The father laughed and picked up the little figurine that resembled a dog.
“There sure is. Now, look here. If we put it here by Bog's grave, it'll be like we're always here with him, you understand?”
The boy nodded, a great spirit now rushing through him. He received the little dog figurine and put it by Bog's headstone.
“There, Bog,” said the boy. “There, boy. Now you'll never be forgotten.”
The boy's father closed the box and smiled.
With the cold wind around him and the clouds clustering overhead, Stone felt like being somewhere between this world and the next. He stood motionless by the ashen remains of the Pit, scrounging for some lost, familiar shape among all the debris.
The shadow of the ruined facade was cast before his feet, separating him through the middle. He tried imagining coming here in the days before the fire, before Vodeni, before everything. The shadowy green of the Pit was still unbroken some places, looking like roughened, unpolished stone.
He remembered the glinting jade the building had seemed when they had bought it a long time ago. It had been the most wide open door Stone had ever seen. He closed and opened his eyes in quick succession, but there was no use in trying to mix the past with the present.

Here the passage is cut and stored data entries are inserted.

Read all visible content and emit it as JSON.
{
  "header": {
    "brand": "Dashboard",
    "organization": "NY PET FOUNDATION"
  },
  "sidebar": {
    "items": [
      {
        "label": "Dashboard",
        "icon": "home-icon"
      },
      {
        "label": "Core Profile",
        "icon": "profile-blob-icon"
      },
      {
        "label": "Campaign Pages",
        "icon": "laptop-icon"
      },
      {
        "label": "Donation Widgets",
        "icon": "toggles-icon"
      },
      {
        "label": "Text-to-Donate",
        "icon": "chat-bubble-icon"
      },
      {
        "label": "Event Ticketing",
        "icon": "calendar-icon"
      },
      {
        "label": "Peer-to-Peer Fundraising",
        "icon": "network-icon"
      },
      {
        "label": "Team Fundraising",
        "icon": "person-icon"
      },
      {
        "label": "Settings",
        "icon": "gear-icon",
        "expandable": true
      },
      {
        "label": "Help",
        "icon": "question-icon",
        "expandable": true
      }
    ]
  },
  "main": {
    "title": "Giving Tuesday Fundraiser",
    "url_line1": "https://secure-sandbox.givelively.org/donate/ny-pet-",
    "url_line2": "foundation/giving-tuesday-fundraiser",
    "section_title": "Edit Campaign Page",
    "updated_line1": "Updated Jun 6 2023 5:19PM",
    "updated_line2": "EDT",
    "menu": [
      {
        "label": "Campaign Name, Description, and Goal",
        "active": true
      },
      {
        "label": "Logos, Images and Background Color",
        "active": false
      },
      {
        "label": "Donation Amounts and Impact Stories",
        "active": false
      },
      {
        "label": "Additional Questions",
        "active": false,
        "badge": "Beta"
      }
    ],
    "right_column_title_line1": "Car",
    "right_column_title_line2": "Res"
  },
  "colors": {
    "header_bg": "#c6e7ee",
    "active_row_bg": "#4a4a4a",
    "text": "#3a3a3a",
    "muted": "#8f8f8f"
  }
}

Stone put his hand in his inner coat pocket and drew out a chrome figurine which he had forgot he even had. He looked at it once more, trying to convince himself that it had always existed somewhere in his possession. It was the simplest of all his figurines; it was a man with a long coat, wearing a hat. His father had told him that it was a ranger; a cowboy that protected the innocent and the young.
The shadow of the young morning
sun cast its light on Stone's back, throwing his silhouette onto the ground of the burned down Pit. He walked across the smoldered debris, limping, careful not to cut himself, careful not to come away bleeding from all the jagged edges and unpolished surfaces, and as he came closer to where the office used to be, the shadow of the little chrome figurine joined his own, and for a short while the two fedoras were cast onto the ground together.
The books that he knew were there were vanished with no trace of them left; all the tomes that he'd never read, the books that were there when they had first bought the Pit. He imagined the desk in front of him, stretching out from wall to wall. He imagined looking out at the alley through the window that was no longer there, looking at the twisted metal and garbage that had been piled up and forgotten.
Stone crouched down over a little patch of clean dirt. He split the ground in two with his fingers and put the chrome figurine into the dirt. He then covered the figure with a little mound of earth and stepped back. He took off his hat and held it by his side.
“I knew you'd be here,” a voice said behind him.
He turned around and saw Julia stand on the other side of the ruin. She tried coming closer, but she gave up halfway through. Stone started to walk towards her.
“Don't,” she said. “Please.”
Stone stopped. “I'm sorry,” he said.
Julia began shaking her head, her lips already trembling from what she was feeling; from what she had felt since he had yelled at her.
“Noah, I...”
“Ever since I came back to Plissbury,” said Stone. “This has been my home.” He kicked a loose board sticking out from the ground. “We... me and Frank... all of us... we tried to start a life for ourselves here, a future. After the war, we...”
“After the war? After the... war... Noah, what war? You were never in the war! What war?!”
“I had my war!” roared Stone. “I had my war, Julia. We all did, each one of us, fighting it every day. You think those horrors all those soldiers carried home don't exist in each of us already? You can't conjure something like that if it isn't there to begin with.”